Днем уже бывают тревоги, палят зенитки. Надо снова привыкать. Надо запасаться терпением и выдержкой. А силы откуда взять, спрашивается?
Маме то хуже, то лучше: задыхается от страшного мучительно сухого кашля, а в аптеках ни кодеина, ни [капель] датского короля. Боюсь за нее. Выглядит плохо.
С продуктами тоже плохо. Пока выдали только крупу и сахар. Кормлю раз в день жиденькой кашкой. Обещали за 800 р. достать 600 гр. масла, а за 7 рубашек (две шелковые ручного шитья, две трикотажные заграничные, остальные обыкновенные хорошего батиста) дают 1600 гр. хлеба. И это – хорошо, и это – приветствую.
Не хочу сдавать. Несмотря на Т°, на отвратительное самочувствие, бодрюсь, двигаюсь, работаю, не лежу. Пока лишь остерегаюсь выходить на улицу.
Тает, тепло, хмурые парные дни. Город полон идущей весны и непроходящей вони. Город воняет так, как никогда: помойками и отхожим местом. В квартире тоже воняет, особой нищенской вонью хамских жилищ: два дня варю пустую уху из селедочных голов и хвостов, заботливо вкладывая туда и содранную шкурку, и вырванные кости. Таким изысканным супом и питаемся. Селедочку же с восторгом поедаем до утреннего чая и как первое блюдо за обедом и ужасно радуемся: как вкусно, как замечательно, как это мы раньше не уважали селедку!
За старые русские сапоги Эдика сегодня дали 500 гр. черного и 200 гр. белого хлеба. Белого мы не видали с ранней осени. Попробовали с набожной внимательностью: безвкусно, пресно, хуже черного.
Начинаю разбазаривать вещи и намечать то, что продам. Деньги на катастрофическом исходе. Часть буду менять на хлеб как на валюту (хлеб опять поднялся – кило 400 руб.), часть продавать на деньги. Готова ликвидировать все что угодно. Ничего не жаль. Вещи кажутся ненужным и обременительным грузом, не имеющим никакого значения. На все свои вещи смотрю как на чужое – бесспорно чужое. Опрощенная годная жизнь, ведущая меня теперь по своим путям, с мудрым и бесстыдным цинизмом подчеркивает бренность и чудовищную, оскорбительную нелепость домашних уютов, абажуров, баккара[626]
, тонких фарфоров, элегантных салфеточек, ковров, коллекций редких книг, бронзы и антикварных пустяков. Во имя чего все это нужно, Господи?Радуюсь полному освобождению от рабства вещей. Завтра отберу красивые платья и ткани и отнесу в комиссионный: пусть покупают и на здоровье носят здоровые и милые женщины, которым еще хочется нравиться, быть красивыми и соблазнять широкомордых, розовых и плечистых танкистов и летчиков.
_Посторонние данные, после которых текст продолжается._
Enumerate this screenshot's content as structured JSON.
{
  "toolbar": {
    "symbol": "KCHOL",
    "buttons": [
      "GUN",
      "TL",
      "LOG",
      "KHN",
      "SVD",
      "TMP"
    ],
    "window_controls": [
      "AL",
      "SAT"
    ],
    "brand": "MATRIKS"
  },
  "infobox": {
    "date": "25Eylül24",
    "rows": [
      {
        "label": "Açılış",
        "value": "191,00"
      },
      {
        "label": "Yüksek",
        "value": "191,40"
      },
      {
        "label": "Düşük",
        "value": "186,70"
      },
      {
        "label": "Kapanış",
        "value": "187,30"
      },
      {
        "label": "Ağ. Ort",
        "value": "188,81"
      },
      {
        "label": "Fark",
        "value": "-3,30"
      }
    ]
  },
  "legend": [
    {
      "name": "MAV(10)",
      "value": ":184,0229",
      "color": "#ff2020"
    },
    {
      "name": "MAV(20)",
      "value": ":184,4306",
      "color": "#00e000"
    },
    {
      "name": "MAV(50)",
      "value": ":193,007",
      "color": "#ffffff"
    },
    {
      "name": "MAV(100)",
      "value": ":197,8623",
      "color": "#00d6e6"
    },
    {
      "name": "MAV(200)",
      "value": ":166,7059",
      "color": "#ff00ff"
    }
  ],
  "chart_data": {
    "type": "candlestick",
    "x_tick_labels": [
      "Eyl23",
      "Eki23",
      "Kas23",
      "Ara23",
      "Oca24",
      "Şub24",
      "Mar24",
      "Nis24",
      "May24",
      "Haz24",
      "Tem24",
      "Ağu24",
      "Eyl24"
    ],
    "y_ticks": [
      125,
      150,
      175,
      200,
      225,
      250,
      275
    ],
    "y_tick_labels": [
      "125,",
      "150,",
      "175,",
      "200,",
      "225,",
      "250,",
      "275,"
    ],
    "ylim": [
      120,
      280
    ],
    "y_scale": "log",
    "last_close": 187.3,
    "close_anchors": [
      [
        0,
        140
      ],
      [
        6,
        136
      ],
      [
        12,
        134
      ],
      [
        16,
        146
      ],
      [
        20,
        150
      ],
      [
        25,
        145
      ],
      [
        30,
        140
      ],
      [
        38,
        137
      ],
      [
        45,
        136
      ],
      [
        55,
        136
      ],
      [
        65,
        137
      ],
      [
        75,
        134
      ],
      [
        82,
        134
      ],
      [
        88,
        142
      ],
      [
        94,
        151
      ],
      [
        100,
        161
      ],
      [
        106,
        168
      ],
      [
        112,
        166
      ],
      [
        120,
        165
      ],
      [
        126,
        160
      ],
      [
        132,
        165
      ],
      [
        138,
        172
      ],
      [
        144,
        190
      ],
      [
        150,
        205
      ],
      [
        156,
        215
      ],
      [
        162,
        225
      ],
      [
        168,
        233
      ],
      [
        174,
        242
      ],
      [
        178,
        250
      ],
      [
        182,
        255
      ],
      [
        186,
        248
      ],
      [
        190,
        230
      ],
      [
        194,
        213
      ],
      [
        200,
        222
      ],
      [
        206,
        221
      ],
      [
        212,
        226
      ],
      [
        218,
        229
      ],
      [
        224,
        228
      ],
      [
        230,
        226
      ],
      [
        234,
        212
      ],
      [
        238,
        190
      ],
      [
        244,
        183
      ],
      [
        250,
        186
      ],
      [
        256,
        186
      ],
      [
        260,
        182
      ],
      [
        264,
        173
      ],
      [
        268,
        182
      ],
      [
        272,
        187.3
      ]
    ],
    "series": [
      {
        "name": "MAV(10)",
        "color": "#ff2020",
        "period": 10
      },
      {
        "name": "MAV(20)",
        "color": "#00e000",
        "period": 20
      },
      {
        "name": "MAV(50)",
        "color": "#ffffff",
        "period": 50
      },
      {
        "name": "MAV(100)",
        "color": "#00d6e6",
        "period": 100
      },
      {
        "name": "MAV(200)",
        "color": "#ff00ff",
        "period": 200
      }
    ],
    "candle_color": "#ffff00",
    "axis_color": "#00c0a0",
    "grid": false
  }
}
Моя инвалидная команда не поправляется (правда, и поправить мне их нечем!). Пролетел какой-то шквал молниеносного гриппа, давший у меня высокие температуры и два дня державший брата под 38,7–38,2°. У Эдика до сих пор безумные боли в боку. Лечу очень хорошо: своевременно и методично даю лекарства и комбинирую, выбирая из своих скудных запасов то аспирин с кодеином, то салол с белладонной, то терпингидрат, то валерьяну, то хинин. Обнаруженная случайно коробка фитина привела меня в восторг: кормлю брата фитином и уверяю и его и себя, что это – спасение. Из меня вышел бы очень хороший врач, это я знаю и давно, и очень твердо; вот – не пришлось… в будущей инкарнации, может, буду счастливее и умнее.
(Кстати: недавно, во сне, сердечная и трогательная встреча с д-р[ом] Р[ейтцем] и его женой, разговариваем, пьем чай, радуемся несказанно общению. «Мы никуда и не уезжали», – говорит доктор. Но квартира другая, не его. «Наша квартира, кажется, погибла, – продолжает он, – и книги погибли, и мои cahiers[627]
…» Я начинаю жалеть, он смеется: «Нет, это же очень хорошо, что все исчезло. Не нужно оставлять следов. Не нужно оставлять ни учеников, ни привязанностей. Человек должен быть совершенно свободным и parfaitement seul[628]». И во сне я думаю: пусть так, пусть все исчезло – но ведь осталась я, ученик и привязанность, остались тени погибших книг, рукописей и тихих, умных вечеров – и всего этого жаль, жаль – и человек не совсем свободен и не совсем одинок.)